What is the rank of $Q+Q^T-Q\circ I$ if $Q = qq^T$ I have a question about the rank of $$Q+Q^T-Q\circ I,$$ where

*

*$Q = qq^T$, $q\in \mathbb{R}^n$. Suppose $q^Tq=1$.

*$A\circ B:$ Hadmard (elementwise) product

*$Q\circ I$ just takes the diagonal entries of $Q$.

I know

*

*$Q$ is rank $1$, positive-semidefinite.

*$Q+Q^T$ is still rank $1$.

However, when considering the last term, what the rank will be?   full rank?
Thanks!
 A: First, let's assume all the entries of $q \in \mathbb{R}^n$ are non-zero. It is easy to check that $Q+Q^T = 2qq^T$ and $Q \circ I = D$ where $D$ is a diagonal matrix with entries $D_{n,n} = q_n^2$.
Hence, $Q+Q^T+Q\circ I = D+2qq^T$ where $D$ is an invertible matrix (since it is diagonal with non-zero diagonal entries). So by the Sherman-Morrison formula, we have that $Q+Q^T+Q\circ I = D+2qq^T$ is invertible iff $1+2q^TD^{-1}q \neq 0$. But this holds trivially since$$1+2q^TD^{-1}q = 1+2\sum_{k = 1}^{n}q_k \cdot (D^{-1})_{k,k} \cdot q_k = 1+2\sum_{k = 1}^{n}q_k \cdot q_k^{-2} \cdot q_k = 1+2\sum_{k = 1}^{n}1 = 2n+1 \neq 0.$$
Thus, if all the entries of $q$ are non-zero, then $Q+Q^T+Q\circ I = D+2qq^T$ is invertible, and thus, has rank-$n$.
Now, suppose $q$ has exactly $r$ entries which are non-zero. You can check that $$(Q+Q^T+Q \circ I)_{i,j} = (D+2qq^T)_{i,j} = \begin{cases} 2q_iq_j & \text{if} \ j \neq i \\ 3q_i^2 & \text{if} \ j = i\end{cases}.$$ Hence, $Q+Q^T+Q\circ I$ will have $n-r$ rows and columns which are all zero.
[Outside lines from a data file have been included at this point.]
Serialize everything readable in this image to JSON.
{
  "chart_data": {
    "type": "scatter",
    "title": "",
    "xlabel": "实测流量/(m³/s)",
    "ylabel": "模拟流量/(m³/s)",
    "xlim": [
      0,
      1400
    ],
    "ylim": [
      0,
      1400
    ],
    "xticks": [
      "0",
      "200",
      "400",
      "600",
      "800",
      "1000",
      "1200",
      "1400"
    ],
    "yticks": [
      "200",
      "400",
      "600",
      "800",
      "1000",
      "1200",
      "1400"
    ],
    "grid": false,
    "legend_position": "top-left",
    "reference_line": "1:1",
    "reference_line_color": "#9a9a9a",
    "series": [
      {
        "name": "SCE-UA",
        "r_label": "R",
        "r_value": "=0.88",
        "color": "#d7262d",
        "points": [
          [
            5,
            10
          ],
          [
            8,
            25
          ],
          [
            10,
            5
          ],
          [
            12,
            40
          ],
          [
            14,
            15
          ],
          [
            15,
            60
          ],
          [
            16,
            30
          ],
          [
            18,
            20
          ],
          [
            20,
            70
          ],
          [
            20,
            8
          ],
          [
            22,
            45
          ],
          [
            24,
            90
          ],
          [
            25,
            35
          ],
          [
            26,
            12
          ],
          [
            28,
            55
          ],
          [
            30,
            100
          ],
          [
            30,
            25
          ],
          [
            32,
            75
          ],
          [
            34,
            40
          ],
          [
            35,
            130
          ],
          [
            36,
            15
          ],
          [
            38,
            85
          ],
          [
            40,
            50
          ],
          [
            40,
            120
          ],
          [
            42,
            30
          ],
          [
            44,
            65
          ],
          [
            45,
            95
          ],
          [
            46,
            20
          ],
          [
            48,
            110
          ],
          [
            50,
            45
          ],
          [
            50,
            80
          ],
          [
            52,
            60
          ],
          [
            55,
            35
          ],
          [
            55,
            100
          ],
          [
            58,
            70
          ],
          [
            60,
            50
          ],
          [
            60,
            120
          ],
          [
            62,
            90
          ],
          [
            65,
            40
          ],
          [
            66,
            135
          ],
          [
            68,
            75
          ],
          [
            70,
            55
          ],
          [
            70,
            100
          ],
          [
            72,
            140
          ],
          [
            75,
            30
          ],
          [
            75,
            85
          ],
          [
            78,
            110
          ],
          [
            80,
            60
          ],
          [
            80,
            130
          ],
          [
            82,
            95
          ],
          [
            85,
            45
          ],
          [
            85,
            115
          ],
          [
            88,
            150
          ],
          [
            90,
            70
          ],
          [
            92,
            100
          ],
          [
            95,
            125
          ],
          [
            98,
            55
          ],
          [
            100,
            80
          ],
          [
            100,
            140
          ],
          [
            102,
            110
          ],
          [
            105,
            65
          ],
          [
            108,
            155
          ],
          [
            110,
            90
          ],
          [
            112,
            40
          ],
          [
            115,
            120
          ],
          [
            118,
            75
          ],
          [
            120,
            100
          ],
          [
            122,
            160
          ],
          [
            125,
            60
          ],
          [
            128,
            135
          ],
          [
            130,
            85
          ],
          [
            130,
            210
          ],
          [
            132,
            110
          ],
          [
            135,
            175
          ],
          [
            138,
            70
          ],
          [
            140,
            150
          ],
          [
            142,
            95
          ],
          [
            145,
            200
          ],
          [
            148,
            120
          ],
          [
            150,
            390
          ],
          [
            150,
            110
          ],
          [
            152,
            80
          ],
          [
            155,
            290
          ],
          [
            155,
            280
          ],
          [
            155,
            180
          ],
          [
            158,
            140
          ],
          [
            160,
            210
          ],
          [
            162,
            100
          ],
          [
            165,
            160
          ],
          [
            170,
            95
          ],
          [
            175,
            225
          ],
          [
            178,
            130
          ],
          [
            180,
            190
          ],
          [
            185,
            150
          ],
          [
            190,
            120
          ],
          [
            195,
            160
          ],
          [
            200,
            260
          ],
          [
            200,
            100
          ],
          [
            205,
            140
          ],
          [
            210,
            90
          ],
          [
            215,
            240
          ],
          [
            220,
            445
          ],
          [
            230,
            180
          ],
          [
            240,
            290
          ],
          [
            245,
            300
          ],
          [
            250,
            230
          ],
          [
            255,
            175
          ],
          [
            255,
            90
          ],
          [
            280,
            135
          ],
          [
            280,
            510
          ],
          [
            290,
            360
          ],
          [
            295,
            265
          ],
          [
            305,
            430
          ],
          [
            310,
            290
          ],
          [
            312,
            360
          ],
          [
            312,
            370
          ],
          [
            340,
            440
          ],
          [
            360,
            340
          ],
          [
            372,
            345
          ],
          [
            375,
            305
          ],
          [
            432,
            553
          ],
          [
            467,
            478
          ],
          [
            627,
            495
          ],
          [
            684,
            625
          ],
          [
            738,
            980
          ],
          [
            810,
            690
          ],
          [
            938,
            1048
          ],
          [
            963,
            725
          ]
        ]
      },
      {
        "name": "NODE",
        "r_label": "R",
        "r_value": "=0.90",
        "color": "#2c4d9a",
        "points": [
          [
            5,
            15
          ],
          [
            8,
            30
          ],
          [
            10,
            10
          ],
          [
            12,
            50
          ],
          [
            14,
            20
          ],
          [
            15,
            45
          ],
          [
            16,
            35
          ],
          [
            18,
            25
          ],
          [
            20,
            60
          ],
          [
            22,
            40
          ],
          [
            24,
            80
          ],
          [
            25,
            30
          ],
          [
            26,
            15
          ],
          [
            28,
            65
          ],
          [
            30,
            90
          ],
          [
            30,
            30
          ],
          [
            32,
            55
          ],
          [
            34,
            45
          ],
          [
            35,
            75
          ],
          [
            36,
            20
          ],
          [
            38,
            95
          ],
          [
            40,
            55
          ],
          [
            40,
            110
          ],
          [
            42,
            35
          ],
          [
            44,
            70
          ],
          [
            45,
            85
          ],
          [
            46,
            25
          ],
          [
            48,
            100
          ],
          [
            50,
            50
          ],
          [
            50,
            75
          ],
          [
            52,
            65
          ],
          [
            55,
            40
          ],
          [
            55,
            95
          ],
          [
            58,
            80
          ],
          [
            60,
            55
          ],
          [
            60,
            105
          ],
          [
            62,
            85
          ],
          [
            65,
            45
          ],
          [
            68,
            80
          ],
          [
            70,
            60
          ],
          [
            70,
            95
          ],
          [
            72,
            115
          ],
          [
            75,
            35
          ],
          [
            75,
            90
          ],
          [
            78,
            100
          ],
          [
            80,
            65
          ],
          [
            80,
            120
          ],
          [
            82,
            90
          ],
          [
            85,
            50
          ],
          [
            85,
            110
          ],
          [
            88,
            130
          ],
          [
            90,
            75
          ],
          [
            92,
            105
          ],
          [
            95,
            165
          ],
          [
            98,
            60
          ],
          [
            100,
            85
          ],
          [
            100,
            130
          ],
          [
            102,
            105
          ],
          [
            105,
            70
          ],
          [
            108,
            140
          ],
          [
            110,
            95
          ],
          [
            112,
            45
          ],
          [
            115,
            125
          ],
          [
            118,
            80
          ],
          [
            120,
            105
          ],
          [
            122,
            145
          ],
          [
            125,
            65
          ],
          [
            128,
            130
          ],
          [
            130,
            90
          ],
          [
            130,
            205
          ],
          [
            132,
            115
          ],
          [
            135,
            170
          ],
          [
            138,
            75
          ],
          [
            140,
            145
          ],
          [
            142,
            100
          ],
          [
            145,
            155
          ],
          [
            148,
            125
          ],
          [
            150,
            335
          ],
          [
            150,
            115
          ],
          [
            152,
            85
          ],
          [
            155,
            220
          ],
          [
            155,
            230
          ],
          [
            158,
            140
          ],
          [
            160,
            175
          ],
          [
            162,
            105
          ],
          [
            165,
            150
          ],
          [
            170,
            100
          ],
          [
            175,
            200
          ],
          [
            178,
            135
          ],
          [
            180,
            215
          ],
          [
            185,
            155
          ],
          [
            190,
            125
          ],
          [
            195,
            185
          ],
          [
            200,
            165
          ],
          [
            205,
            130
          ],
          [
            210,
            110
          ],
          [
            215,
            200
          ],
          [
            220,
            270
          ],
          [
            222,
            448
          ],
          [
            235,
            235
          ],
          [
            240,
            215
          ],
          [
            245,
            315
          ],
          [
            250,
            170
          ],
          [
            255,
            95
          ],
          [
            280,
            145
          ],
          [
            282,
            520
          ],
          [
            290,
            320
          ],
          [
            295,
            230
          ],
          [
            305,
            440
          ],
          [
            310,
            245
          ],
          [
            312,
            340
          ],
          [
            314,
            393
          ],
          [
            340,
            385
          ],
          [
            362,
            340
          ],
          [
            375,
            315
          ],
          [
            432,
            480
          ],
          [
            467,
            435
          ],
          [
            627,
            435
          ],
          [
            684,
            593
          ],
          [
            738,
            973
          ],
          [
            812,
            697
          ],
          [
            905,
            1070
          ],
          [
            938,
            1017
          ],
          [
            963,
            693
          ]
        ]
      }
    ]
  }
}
If you look at the $r \times r$ submatrix of $Q+Q^T+Q\circ I$ formed by deleting all the zero rows/columns, you can use the same Sherman-Morrison formula based argument to show that this $r \times r$ submatrix is invertible, and thus, full rank. This is enough to conclude that $Q+Q^T+Q \circ I$ has rank-$r$.
Therefore, the rank of $Q+Q^T+Q \circ I$ will be exactly the number of non-zero entries in $q$.